Думаю, Хрущевым заканчивается то поколение советских руководителей, которые не имели комплекса неполноценности по отношению к Западу. [39] У Ленина и его «гвардии» такого комплекса быть не могло, потому что они не отделяли себя от Запада, а в качестве персонификаторов антикапиталистической мировой революции ощущали свое превосходство над своими западными союзниками и противниками. Сталин и сталинцы, последним из которых был Хрущев, ощущали зловещее и циничное властно-интеллектуальное превосходство над западными лидерами. Вся история контактов Сталина с Черчиллем и Эттли, Рузвельтом и Трумэном показывает, что чувство превосходства имело реальную основу, Сталин практически все время переигрывал своих западных оппонентов. В этом смысле он был не так уж далек от истины, говоря младшим соратникам, что после его смерти «империалисты обманут вас как котят».
39
2) Хотя Хрущев уже стремился производить хорошее впечатление на Запад, его импульсивность вкупе с памятью о военной победе гасили и нейтрализовали это стремление; прорывалось естество: «мы вас похороним», «кузькина мать» и т. д. Отсюда — Карибский казус.
Вышло несколько иначе и не сразу так. Переломным стал Карибский кризис, когда Хрущеву (он полагал, что «молокосос-президент» будет собирать «ихний конгресс» так долго, что советские автоматчики уже будут где надо, чуть ли не у Белого дома) «было строго указано» тем самым «молокососом». Соотношение сил оказалось в пользу США. Когда же в начале 70-х силы выровнялись и был достигнут примерный паритет, не только чувства превосходства уже не было, но начал возникать комплекс неполноценности, психологической зависимости. [40]
40
1) В частности мемуары Г.Киссинджера дают несколько отличных иллюстраций этого комплекса, его развития.
Во второй половине 80-х годов этот комплекс проявился со всей очевидностью. Тому есть несколько причин, немаловажной среди которых была нарастающая провинциализация советского руководства начиная с брежневского времени (хотя предтечей в некоторых отношениях был Хрущев).

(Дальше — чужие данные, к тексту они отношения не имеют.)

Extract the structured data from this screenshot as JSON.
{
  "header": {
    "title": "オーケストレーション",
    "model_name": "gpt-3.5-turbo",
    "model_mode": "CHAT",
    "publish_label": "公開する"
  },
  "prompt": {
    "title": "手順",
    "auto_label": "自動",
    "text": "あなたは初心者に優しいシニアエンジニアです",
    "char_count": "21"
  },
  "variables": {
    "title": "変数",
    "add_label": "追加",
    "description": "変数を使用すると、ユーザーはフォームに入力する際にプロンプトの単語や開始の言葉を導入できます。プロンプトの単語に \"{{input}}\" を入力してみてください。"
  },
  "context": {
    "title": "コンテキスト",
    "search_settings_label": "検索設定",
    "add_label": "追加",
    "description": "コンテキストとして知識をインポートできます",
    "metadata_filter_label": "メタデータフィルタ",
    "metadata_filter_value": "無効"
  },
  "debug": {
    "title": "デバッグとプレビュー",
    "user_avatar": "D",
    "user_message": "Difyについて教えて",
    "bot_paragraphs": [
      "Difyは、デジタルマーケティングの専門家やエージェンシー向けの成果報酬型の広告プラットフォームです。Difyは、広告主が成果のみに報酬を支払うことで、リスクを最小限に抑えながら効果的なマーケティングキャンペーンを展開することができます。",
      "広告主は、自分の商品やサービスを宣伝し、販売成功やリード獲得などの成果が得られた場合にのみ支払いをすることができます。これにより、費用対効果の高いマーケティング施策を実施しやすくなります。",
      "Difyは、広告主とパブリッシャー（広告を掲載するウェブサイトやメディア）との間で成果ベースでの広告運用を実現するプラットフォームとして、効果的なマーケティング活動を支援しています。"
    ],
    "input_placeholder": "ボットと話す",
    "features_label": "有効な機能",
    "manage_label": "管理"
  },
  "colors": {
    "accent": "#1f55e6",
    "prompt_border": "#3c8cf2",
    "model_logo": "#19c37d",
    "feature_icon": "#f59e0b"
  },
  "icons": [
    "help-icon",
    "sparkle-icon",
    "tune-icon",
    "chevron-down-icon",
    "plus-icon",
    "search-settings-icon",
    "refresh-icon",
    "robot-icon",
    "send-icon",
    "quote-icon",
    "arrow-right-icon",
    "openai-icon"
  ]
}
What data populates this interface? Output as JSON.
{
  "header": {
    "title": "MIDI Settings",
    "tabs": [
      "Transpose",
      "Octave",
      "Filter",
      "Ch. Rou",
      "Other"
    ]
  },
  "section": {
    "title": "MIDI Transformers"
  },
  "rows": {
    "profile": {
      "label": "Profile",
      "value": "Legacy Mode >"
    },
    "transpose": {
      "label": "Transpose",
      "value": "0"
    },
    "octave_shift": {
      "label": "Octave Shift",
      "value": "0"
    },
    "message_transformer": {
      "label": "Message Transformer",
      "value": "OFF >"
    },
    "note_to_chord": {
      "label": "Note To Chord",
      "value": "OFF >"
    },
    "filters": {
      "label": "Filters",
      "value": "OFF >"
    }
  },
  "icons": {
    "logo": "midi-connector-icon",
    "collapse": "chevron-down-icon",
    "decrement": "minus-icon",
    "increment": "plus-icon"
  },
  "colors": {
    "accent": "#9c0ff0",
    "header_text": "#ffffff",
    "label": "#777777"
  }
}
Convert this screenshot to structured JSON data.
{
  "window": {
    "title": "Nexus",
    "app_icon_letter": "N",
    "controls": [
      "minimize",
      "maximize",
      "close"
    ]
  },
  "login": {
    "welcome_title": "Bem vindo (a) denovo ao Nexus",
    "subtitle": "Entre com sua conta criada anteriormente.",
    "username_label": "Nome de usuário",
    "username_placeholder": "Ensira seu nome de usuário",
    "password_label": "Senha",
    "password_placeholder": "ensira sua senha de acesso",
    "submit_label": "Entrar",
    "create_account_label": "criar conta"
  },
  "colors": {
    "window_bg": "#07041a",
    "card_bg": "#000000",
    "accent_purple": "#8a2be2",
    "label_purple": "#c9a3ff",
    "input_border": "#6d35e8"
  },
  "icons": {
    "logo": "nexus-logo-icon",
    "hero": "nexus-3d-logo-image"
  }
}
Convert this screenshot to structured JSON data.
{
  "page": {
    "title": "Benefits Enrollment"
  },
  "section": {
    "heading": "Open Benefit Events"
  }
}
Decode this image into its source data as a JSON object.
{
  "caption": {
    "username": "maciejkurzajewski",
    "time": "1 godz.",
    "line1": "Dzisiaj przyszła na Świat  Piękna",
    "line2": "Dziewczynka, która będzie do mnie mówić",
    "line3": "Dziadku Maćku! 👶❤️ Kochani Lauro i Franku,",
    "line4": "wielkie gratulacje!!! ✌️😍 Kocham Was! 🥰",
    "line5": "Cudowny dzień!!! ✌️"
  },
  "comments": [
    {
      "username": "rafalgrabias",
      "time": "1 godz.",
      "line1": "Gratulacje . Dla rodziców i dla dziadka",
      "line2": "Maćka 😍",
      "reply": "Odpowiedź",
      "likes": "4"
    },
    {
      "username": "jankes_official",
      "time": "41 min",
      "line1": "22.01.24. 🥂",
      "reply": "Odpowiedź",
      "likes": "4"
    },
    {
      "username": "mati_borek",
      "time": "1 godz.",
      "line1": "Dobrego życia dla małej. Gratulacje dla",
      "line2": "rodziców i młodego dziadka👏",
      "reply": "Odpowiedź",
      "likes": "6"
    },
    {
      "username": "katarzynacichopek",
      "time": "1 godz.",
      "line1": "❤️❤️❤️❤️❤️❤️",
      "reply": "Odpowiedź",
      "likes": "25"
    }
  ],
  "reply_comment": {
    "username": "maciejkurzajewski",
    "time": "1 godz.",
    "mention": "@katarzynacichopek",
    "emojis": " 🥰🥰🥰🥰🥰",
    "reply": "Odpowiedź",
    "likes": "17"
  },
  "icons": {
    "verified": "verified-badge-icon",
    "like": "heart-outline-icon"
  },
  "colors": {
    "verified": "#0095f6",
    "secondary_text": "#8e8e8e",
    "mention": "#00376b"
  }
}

Под провинциализацией, провинциальностью здесь имеется в виду не место происхождения — в этом смысле все советские лидеры, начиная с Ленина и Сталина и кончая Горбачевым и Ельциным, были провинциалами, выходцами из провинции. Речь о другом. Под провинциальностью имеется в виду отсутствие широкого взгляда на мир, адекватного этому миру, умение мыслить глобально, а не воспринимать мир как лишь увеличенную область, край. Было бы ошибкой полагать, что Запад свободен от таких лидеров. Не свободен и, по-видимому, чем дальше, тем больше будет несвободен. Но в отличие от СССР, где практически все определял генсек, на Западе всегда существовали политические и особенно экономические институты и формы, требовавшие глобального, я бы сказал, антипровинциального подхода к реальности. Они так или иначе, лучше или хуже, но корректировали лидера, особенно когда он нуждался в этом, как, например, Форд или Картер.